Wed Feb 10 08:05:38 UTC 2021

Hi Havard,

thanks for your reply.

On Tue 09/Feb/2021 18:15:43 +0100 Havard Eidnes wrote:
>> is there a way to know that a query has already been tried a few
>> minutes ago, and failed?
> 
>  From whose perspective?
> 
> A well-behaved application could remember it asked the same query
> a short while ago, of course, but that's up to the application.

For an application, caching queries feels like stealing the resolver's job.

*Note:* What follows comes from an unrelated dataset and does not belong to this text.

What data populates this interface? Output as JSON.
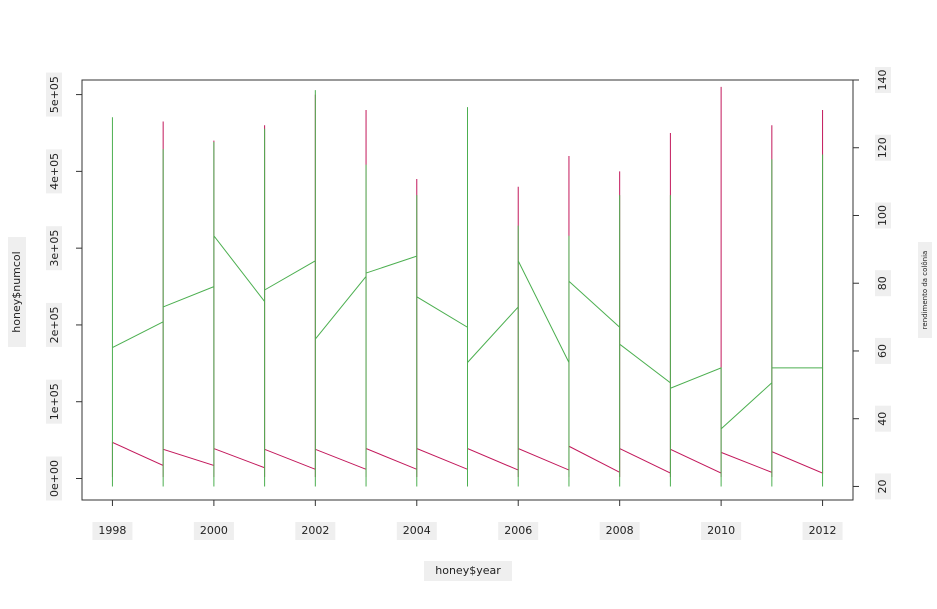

> Or is the perspective that of a recursive resolver?  As far as I
> remember, BIND used as a recursive resolver will "cache" this
> knowledge, but I'm not entirely certain for how long, since it
> can't use the method from an NXDOMAIN reply which includes the
> SOA record (and uses the re-purposed "minimum" field for the TTL
> for the negative cache entry).

I too recall that NXDOMAIN can be cached for a while.  I'd guess some kinds of 
failures are also cached.

>> It happens seldomly, but sometimes the DKIM mail filter gets a
>> SERVFAIL when it tries to authenticate an incoming message.
>> SERVFAIL occurs when DNSSEC check fails.
> 
> ...or when none of the name servers for the containing zone
> responds with an answer.  I.e. it's not *just* DNSSEC failure
> which can trigger SERVFAIL.

Yes, of course.  Yet, however sporadic, DNSSEC failure seems to be the most 
frequent case.

>> Trying again is useless, it has to be treated as a permanent
>> error.
> 
> Well, now...  Basically nothing in the DNS is permanent, because
> it is not completely static; hence most information in the DNS
> has a TTL attached to it.  So the question then becomes how an
> application, say a mail server should treat SERVFAIL.  It may
> very well be that the "maximum retry time" of the mail server is
> far longer than any of the TTLs for the pieces of DNS data that
> you could not look up, so it may be appropriate to treat SERVFAIL
> as a signal to "re-queue the message and try again in 30
> minutes", so in essence converting SERVFAIL into a "temporary
> failure" in the context of the mail server.

That's what I've been doing.  For an incoming message, a temporary failure 
means replying a 4xx code.  The sender keeps the message in its queue, and 
eventually gives up.  Once upon a time, MTAs used to retry sending for five 
days.  Nowadays, several servers don't let queued messages grow older than one day.

In the most severe case, a failed DKIM signature might entail a reject.  So the 
best course of action seems to be to reserve temporary failures to this case.

Still, being able to differentiate a local network congestion from a remote bad 
configuration would help.

Best
Ale
--